Slumping currency holds silver lining for Canadian retailers
By Alastair Sharp and Amrutha Gayathri
Jan 7 (Reuters) - The Canadian dollar's plunge to a 12-year low is seen boosting sales for the country's retailers in 2016 as fewer shoppers cross the border south, but profit growth will vary depending on their ability to control import costs and push through price increases.
The currency has lost roughly a third of its value against the U.S. dollar since the start of 2014 as weaker prices for oil, a key Canadian export, triggered a mild recession last year. It fell to less than 71 U.S. cents this week.
In their 2016 outlook for Canada, the commercial real estate services firm CBRE says an influx of tourists and foreign retailers such as Nordstrom Inc setting up shop should help spur retail sales growth despite limp economic growth.

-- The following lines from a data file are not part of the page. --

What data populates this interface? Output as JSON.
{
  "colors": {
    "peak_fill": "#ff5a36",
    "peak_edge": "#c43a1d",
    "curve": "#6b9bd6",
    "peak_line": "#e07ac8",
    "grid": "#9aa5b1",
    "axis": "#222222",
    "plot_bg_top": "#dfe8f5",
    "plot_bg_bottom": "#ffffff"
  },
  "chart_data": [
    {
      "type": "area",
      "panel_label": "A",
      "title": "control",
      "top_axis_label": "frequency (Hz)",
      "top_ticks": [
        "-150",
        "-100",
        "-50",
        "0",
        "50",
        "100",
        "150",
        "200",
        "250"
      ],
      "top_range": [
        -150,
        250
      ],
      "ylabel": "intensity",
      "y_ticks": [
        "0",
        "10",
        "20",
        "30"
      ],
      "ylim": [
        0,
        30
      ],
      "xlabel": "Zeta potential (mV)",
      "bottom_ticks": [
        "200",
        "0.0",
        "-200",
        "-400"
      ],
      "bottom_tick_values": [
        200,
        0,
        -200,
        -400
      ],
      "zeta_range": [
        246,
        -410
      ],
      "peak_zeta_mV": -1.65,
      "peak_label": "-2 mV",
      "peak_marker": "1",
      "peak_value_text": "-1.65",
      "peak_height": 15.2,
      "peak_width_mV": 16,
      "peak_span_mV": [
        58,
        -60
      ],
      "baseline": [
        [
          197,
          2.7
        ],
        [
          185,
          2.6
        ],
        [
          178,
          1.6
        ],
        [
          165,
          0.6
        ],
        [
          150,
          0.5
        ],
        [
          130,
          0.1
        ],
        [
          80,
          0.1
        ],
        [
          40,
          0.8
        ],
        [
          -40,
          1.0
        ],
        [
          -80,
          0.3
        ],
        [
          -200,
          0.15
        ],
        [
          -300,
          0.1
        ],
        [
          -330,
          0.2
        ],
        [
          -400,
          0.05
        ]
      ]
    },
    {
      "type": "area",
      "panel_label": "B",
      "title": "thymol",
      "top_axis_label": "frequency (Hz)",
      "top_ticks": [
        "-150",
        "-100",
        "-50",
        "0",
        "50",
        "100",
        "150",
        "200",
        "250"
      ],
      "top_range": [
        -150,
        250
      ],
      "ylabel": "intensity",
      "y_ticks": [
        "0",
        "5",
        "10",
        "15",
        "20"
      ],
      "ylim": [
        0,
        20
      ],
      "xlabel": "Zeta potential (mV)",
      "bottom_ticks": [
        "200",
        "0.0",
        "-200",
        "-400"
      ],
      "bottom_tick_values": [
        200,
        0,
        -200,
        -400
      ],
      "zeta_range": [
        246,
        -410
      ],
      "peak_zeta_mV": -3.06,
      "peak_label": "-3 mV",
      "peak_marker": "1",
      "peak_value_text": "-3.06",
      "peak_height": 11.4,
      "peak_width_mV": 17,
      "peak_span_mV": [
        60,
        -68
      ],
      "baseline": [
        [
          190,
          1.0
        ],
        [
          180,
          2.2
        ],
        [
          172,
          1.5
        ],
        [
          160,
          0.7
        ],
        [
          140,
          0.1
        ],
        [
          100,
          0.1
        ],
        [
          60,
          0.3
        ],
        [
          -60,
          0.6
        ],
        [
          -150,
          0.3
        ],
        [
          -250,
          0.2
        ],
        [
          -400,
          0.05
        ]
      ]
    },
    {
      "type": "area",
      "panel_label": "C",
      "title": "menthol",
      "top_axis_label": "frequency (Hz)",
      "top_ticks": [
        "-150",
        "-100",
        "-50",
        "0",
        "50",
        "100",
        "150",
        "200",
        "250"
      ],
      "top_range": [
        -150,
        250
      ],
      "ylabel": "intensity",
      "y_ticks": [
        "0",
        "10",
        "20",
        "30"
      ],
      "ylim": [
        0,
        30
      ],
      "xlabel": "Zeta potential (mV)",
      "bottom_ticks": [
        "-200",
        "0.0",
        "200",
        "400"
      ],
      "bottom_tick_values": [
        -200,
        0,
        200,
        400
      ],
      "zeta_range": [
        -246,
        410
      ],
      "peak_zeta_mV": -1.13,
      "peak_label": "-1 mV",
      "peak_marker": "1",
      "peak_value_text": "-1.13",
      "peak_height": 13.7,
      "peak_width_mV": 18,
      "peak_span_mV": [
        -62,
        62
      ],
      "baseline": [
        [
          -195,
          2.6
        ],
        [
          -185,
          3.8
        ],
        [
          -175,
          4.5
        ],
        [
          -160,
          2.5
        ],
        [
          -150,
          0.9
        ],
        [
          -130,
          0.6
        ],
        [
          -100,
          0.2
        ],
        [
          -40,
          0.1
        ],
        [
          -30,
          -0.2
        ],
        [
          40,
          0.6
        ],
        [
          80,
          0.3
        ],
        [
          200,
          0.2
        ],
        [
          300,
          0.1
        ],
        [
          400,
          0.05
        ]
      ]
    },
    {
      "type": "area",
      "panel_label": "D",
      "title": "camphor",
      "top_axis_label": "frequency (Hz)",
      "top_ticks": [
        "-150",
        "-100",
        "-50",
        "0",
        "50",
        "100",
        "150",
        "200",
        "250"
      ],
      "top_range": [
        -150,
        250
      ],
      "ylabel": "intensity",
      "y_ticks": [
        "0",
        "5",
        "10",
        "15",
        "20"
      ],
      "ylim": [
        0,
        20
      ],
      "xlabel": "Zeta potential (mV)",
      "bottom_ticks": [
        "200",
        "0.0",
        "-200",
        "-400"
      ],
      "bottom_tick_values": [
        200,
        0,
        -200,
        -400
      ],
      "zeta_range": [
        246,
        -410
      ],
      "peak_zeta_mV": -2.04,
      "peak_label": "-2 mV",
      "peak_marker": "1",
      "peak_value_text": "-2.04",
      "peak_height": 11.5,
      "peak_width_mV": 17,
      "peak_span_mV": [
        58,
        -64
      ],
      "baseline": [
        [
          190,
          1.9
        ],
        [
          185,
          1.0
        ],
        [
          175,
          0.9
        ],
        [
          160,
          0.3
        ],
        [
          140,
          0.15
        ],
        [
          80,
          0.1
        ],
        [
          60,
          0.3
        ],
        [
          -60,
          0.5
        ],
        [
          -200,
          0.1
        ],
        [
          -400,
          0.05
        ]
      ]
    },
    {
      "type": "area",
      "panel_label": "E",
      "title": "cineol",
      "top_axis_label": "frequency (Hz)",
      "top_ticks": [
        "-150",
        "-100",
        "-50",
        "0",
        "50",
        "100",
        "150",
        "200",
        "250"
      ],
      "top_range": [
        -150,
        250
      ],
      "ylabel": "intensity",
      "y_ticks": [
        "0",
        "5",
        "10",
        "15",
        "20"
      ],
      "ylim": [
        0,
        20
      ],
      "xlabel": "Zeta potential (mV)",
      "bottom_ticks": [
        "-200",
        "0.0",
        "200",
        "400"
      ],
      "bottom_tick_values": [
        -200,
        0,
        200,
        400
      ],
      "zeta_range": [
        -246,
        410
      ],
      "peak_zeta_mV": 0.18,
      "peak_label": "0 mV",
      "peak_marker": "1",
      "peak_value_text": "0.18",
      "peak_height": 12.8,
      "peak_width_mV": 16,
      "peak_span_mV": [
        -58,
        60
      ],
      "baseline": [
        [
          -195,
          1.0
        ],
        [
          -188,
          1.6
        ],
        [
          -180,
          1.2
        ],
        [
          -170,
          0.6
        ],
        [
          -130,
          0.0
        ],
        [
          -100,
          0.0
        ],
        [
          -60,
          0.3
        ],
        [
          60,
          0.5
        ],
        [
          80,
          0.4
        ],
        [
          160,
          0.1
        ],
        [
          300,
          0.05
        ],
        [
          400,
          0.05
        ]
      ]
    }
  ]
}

"Overall, the low loonie is a positive for Canadian retailers," said Arlin Markowitz, who analyses urban retail investment properties for CBRE. "It's not only keeping Canadians' purchasing power at home, but it's also attracting tourists."
The Conference Board of Canada has forecast 4.2 percent growth in retail sales in 2016, up from a likely gain of 1.3 percent in 2015. But it said with costs likely to jump at a similar clip, margins will likely hold steady.
Canada notched a 9.3 percent increase in inbound overnight trips by U.S. residents in the first 10 months of 2015, according to Statistics Canada, while there was a 21.2 percent decline in the number of Canadians returning from same-day trips across the border.
"I suspect cross-border shopping (to the U.S.) will all but die now," said Doug Porter, chief economist at BMO Capital Markets "That's a positive for Canadian retailers."